Gurgaon is a flashy new city that bills itself as a high technology hub, is the home to a slew of multinationals and has a vibrant upwardly mobile population. It is also a satellite to Delhi and feeds off the Indian capital much like Tianjin feeds off Beijing.
If you are lucky with traffic, the trip from Delhi to the Gurgaon offices of Huawei, the Chinese provider of telecommunications and IT solutions, can take as little as half an hour.
Huawei’s office is on the fourth floor of a shiny new commercial park. It is here that, in the middle of an interview with senior management, the lights go off.
"[Power cuts] happen here very frequently," said Ramdev Sharma, chief technology and marketing officer at Huawei Telecommunications (India). "I think four times a day."
Signs of weakness
The cuts are not a big problem for Huawei which, like any other technology company in India, has backup power. But they are an indication of how much further the country’s economy has to go before it can stand comparison to China.
In many superficial ways, India and China are indeed similar. They are the two most populous nations on the planet. Both have histories that dwarf almost any Western country. Even the capitals are similar. Both Delhi and Beijing are generally unfriendly to the pedestrian, crowded and plagued by nightmarish traffic.
But it is the differences that are most salient. China launched its economic reforms in 1978. India waited until 1991 and, for a decade afterwards, developed at the "Hindu rate of growth" of 5% or less .
Despite talk of India’s current growth, the country is still far behind China in many respects.
For example, China’s infrastructure is much more comprehensive. Per capita consumption of electricity in 2003 was 1,379 kilowatt hours to India’s 435 kwh.
In 2004, China had 499 mobile phone subscribers for every 1,000 people compared to 85 in India. Last year, China was adding 5.37 million new mobile phone subscribers per month to a pool of over 400 million while India was growing at a rate of 4.69 million from a base of about 80 million. Meanwhile, China had some 352 million fixed line telephones in 2006 to India’s 49 million in India. China also had double the number of internet users.
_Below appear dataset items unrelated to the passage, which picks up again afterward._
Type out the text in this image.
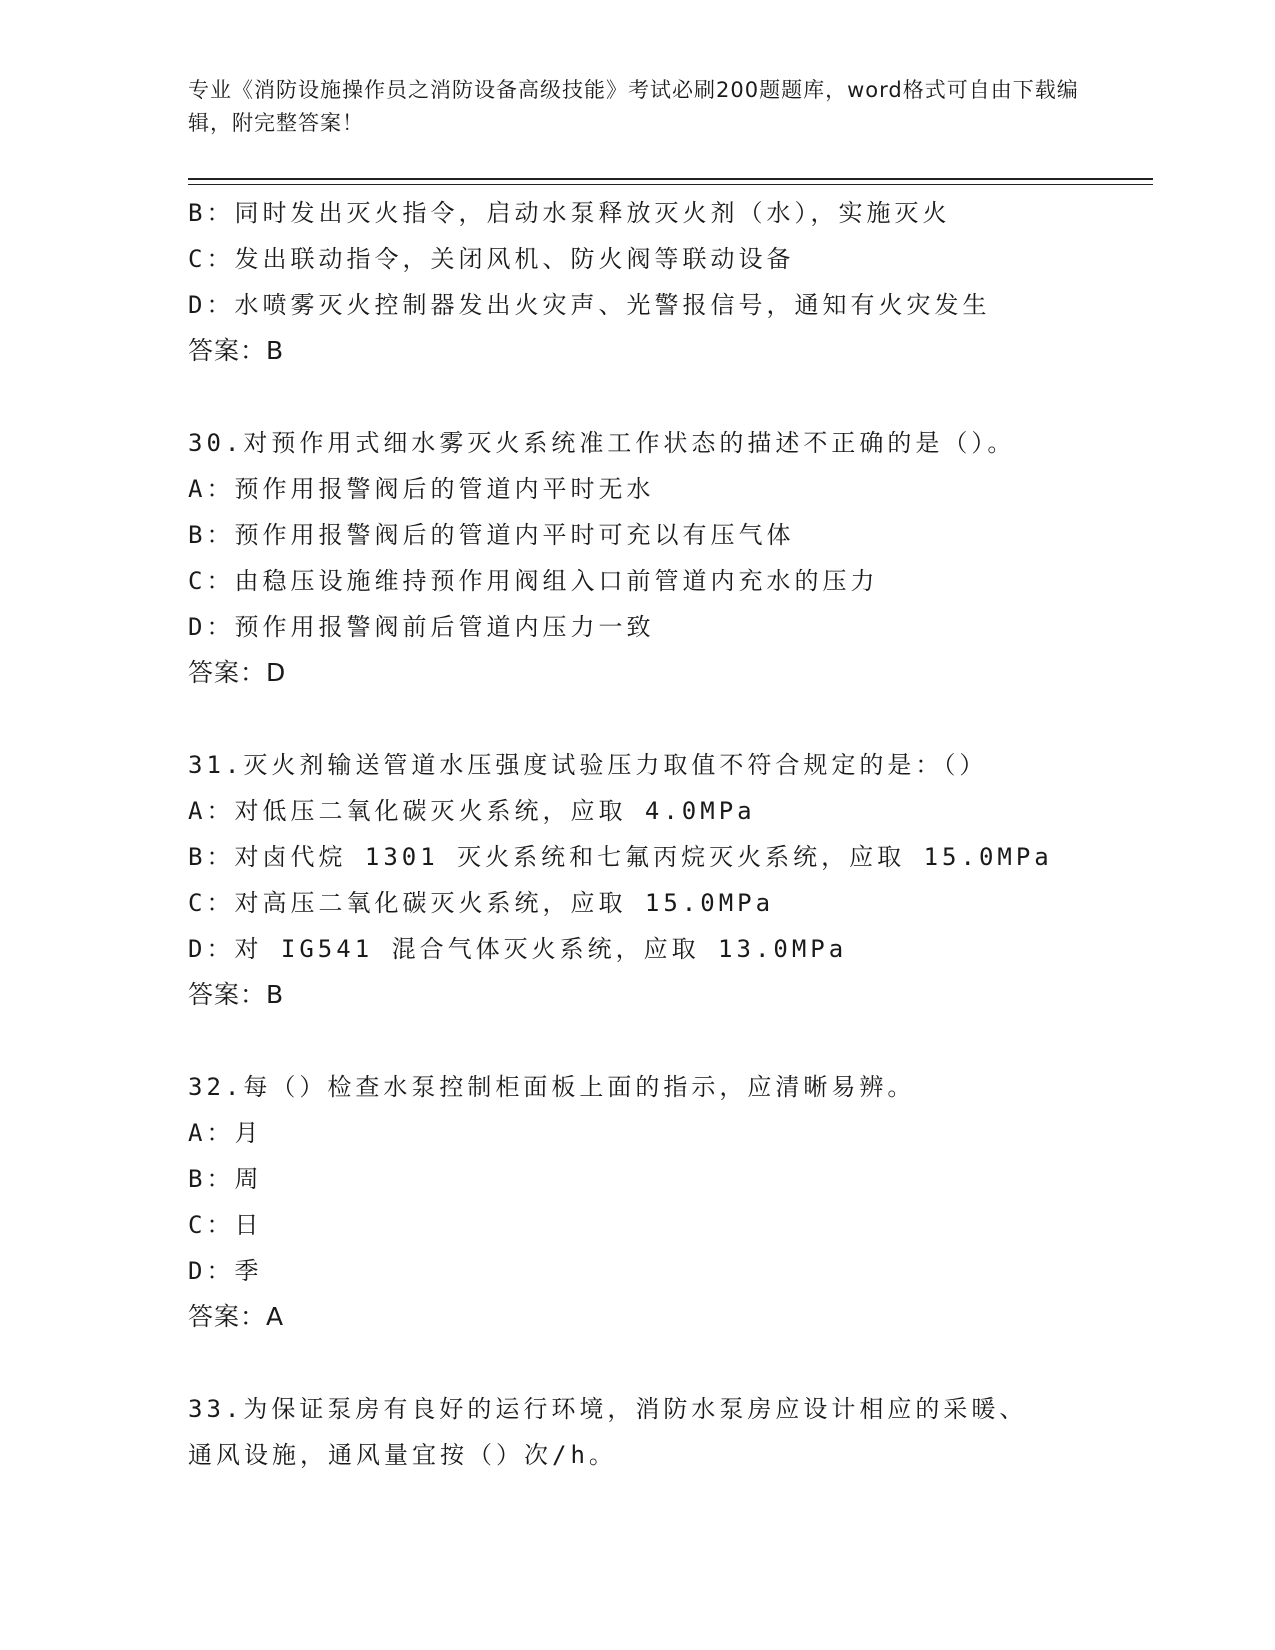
专业《消防设施操作员之消防设备高级技能》考试必刷200题题库，word格式可自由下载编辑，附完整答案！
B：同时发出灭火指令，启动水泵释放灭火剂（水），实施灭火
C：发出联动指令，关闭风机、防火阀等联动设备
D：水喷雾灭火控制器发出火灾声、光警报信号，通知有火灾发生
答案：B
30.对预作用式细水雾灭火系统准工作状态的描述不正确的是（）。
A：预作用报警阀后的管道内平时无水
B：预作用报警阀后的管道内平时可充以有压气体
C：由稳压设施维持预作用阀组入口前管道内充水的压力
D：预作用报警阀前后管道内压力一致
答案：D
31.灭火剂输送管道水压强度试验压力取值不符合规定的是：（）
A：对低压二氧化碳灭火系统，应取 4.0MPa
B：对卤代烷 1301 灭火系统和七氟丙烷灭火系统，应取 15.0MPa
C：对高压二氧化碳灭火系统，应取 15.0MPa
D：对 IG541 混合气体灭火系统，应取 13.0MPa
答案：B
32.每（）检查水泵控制柜面板上面的指示，应清晰易辨。
A：月
B：周
C：日
D：季
答案：A
33.为保证泵房有良好的运行环境，消防水泵房应设计相应的采暖、通风设施，通风量宜按（）次/h。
More significantly, Indian industry represented only 28% of GDP in 2005 compared to almost 50% in China. At the same time, India’s merchandise trade was also 28% of GDP. In China it was 64%.
But it is the size of each economy that best illustrates the disparities. China’s total GDP hit US$2.2 trillion in 2005 while India’s was US$785 billion. This is similar to China in the early 1990s and, to most economists, it is a fair representation of how things stand.
From the ground up
At the end of the 1980s "China had no private ownership, no legal framework for investment, no foreign direct investment whatsoever," said Jonathan Anderson, of chief Asian economist at UBS. China was in a recession and "things looked bad."
Change started from the bottom up. Guandong and Fujian provinces looked for ways to take advantage of Hong Kong money and economic reform just spread.
Similar things are happening in India, with states like Haryana coming up with creative ways to attract investment and re-invent themselves as industrial hubs.
Along the streets of Delhi (and Gurgaon) it is hard to escape the general feeling of optimism.
"Indian growth is purely spontaneous entrepreneurship," said Harpreet S. Puri, chief executive of Business Links, a company that links Indian and Chinese businesses. And, if China can offer India a picture of things to come, the future does indeed look rosy.
"There is major development taking place. Five years back if you wanted to drive to another city there would be roads with potholes. Today they have four-lane and six-lane highways," noted Pranay Dhabbai, COO of Haier India.
"It’s not as rapid as in China. It is not as visible because in China you wake up and suddenly you see a flyover… [But] India is a country that has a brilliant future for anyone to come and do business."